Certainly, the 1988 National Women’s Hospital enquiry caused a comprehensive reassessment of research practices throughout medicine in general and National Women’s in particular. It gave rise to greater patient advocacy, greater public scrutiny, and to national screening. It also had a major effect on staff morale which was compounded by a 1999 enquiry into “cupping’’, which is a form of chest physiotherapy which resulted in brain damage in some newborn babies. Although the enquiry found that the hospital was not to blame, it added to a lack of public confidence.
All this took place in an organisation which already experienced a frequently toxic climate of dissension between hospital and domiciliary midwives, between midwives and obstetricians and between those of conservative (often religiously based) and more liberal attitudes on the medical staff. Many of the positions adopted seem oppositional by reflex, rather than thoughtful and considered. This is particularly evident in the conflict concerning the provision of abortion services, which was a painful source of distress to neonatologists such as Professor Liley. Neither the hospital nor the wider community have been able to resolve the moral and practical issues involved.
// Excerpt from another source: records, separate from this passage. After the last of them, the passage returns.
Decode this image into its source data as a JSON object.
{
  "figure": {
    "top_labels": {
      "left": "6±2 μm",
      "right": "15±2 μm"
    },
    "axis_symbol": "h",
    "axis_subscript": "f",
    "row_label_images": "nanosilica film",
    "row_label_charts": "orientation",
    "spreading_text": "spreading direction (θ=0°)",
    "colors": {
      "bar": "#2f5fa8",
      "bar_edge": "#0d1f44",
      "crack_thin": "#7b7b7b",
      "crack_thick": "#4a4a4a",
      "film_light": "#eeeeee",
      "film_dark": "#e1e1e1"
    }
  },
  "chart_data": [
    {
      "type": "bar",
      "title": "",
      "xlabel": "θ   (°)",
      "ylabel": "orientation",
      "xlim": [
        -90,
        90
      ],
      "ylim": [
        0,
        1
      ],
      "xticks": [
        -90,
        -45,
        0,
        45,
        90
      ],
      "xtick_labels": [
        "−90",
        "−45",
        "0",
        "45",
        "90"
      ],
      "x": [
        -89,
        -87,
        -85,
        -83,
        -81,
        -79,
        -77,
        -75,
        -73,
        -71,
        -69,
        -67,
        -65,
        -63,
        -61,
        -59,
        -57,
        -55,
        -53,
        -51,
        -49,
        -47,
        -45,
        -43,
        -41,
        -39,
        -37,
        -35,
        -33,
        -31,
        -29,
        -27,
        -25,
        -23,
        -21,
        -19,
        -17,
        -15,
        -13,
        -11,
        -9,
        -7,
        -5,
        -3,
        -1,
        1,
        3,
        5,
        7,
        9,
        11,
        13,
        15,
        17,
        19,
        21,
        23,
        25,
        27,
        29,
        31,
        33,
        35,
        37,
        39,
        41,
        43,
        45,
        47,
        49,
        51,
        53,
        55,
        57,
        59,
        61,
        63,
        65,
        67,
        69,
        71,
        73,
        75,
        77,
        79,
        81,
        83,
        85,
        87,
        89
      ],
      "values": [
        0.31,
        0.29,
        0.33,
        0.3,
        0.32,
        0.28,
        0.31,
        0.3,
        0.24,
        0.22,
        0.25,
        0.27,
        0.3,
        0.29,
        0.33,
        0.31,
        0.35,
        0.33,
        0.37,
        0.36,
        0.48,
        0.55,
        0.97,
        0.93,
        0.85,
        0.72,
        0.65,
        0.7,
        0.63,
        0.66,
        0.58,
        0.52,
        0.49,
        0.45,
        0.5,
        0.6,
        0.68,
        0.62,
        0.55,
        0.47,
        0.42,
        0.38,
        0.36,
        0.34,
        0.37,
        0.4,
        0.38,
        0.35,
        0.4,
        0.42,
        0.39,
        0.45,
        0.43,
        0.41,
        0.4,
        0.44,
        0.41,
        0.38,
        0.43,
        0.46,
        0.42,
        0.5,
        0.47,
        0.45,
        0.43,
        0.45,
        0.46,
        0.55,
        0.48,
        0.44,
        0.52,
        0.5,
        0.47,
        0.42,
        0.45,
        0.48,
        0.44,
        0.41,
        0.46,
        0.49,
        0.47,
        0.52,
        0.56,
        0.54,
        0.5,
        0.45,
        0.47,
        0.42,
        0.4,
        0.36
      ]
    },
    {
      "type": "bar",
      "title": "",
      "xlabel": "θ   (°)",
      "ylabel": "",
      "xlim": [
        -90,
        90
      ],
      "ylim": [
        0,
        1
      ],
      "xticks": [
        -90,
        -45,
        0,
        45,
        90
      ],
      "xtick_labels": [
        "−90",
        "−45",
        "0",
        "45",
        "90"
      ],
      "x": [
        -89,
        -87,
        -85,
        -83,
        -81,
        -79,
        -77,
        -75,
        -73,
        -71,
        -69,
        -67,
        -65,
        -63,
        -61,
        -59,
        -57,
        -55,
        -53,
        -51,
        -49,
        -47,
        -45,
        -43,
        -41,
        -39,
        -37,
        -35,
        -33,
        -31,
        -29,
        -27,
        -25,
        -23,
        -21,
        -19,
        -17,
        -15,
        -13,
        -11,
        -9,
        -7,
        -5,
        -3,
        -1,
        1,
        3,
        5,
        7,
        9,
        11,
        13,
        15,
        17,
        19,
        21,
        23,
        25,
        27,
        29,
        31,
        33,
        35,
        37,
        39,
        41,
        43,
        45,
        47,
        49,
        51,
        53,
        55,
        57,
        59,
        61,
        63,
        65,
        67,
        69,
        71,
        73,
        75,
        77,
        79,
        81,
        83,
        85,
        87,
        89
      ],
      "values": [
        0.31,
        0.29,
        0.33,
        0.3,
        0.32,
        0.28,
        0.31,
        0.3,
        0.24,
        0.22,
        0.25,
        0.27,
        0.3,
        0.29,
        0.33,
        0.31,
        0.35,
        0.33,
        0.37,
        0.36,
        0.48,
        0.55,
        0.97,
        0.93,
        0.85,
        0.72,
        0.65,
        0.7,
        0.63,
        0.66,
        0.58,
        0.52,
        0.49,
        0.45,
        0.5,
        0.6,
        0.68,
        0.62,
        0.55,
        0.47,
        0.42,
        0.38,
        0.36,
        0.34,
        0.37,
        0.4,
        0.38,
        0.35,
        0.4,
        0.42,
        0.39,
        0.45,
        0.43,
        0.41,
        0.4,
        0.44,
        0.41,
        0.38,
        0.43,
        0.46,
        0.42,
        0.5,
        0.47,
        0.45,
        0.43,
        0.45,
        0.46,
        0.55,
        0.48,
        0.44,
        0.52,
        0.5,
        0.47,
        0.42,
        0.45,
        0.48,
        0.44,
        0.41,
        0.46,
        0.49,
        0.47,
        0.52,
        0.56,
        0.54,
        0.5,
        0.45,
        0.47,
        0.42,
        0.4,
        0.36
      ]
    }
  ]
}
The reading and research underlying the writing has been enormous. (There are 80 pages of notes and references.) While the stellar research achievements of those such as Liley and Liggins are well described and the evolution of patient care is highlighted, there is little about the third leg of the tripod: the institution’s teaching function. It was set up as the Postgraduate School of Obstetrics and Gynaecology and trained GPs to diploma level, trainee specialists to College Membership standard, and medical students. In his co-authored book On Being A Doctor (2013), Hamish Wilson writes:
Perhaps my worst (training) experience was in the early 1980s in Auckland, at National Women’s Hospital … . The hospital was run on a “bully system” initiated from the professors at the top. While many staff were individually good to work with, the prevalent culture was one of poor teamwork and criticism of others. Paediatric and obstetric staff seemed at times to be at loggerheads in their approach to shared care of mothers and babies, while the hierarchical structure meant that junior staff and nurses were not treated respectfully. On arriving each day at the hospital gates I developed abdominal pain ….
This experience was not his alone. It would have been interesting to learn about the experience of others who were taught at National Women’s to get some idea of how well it performed in the third axis of its “tripod”.
In 2004, National Women’s Hospital closed on the Greenlane site and was integrated into the new Auckland City Hospital building. Whether that shift was wise and will give rise to a new and better kind of training, research and patient care tripod, has yet to be seen. Certainly Professor Bryder’s clear, readable, comprehensive and thought-provoking history should be required reading for all those taking part in obstetric and gynaecological care.
Rae Varcoe is a poet and reviewer who lives in Nelson.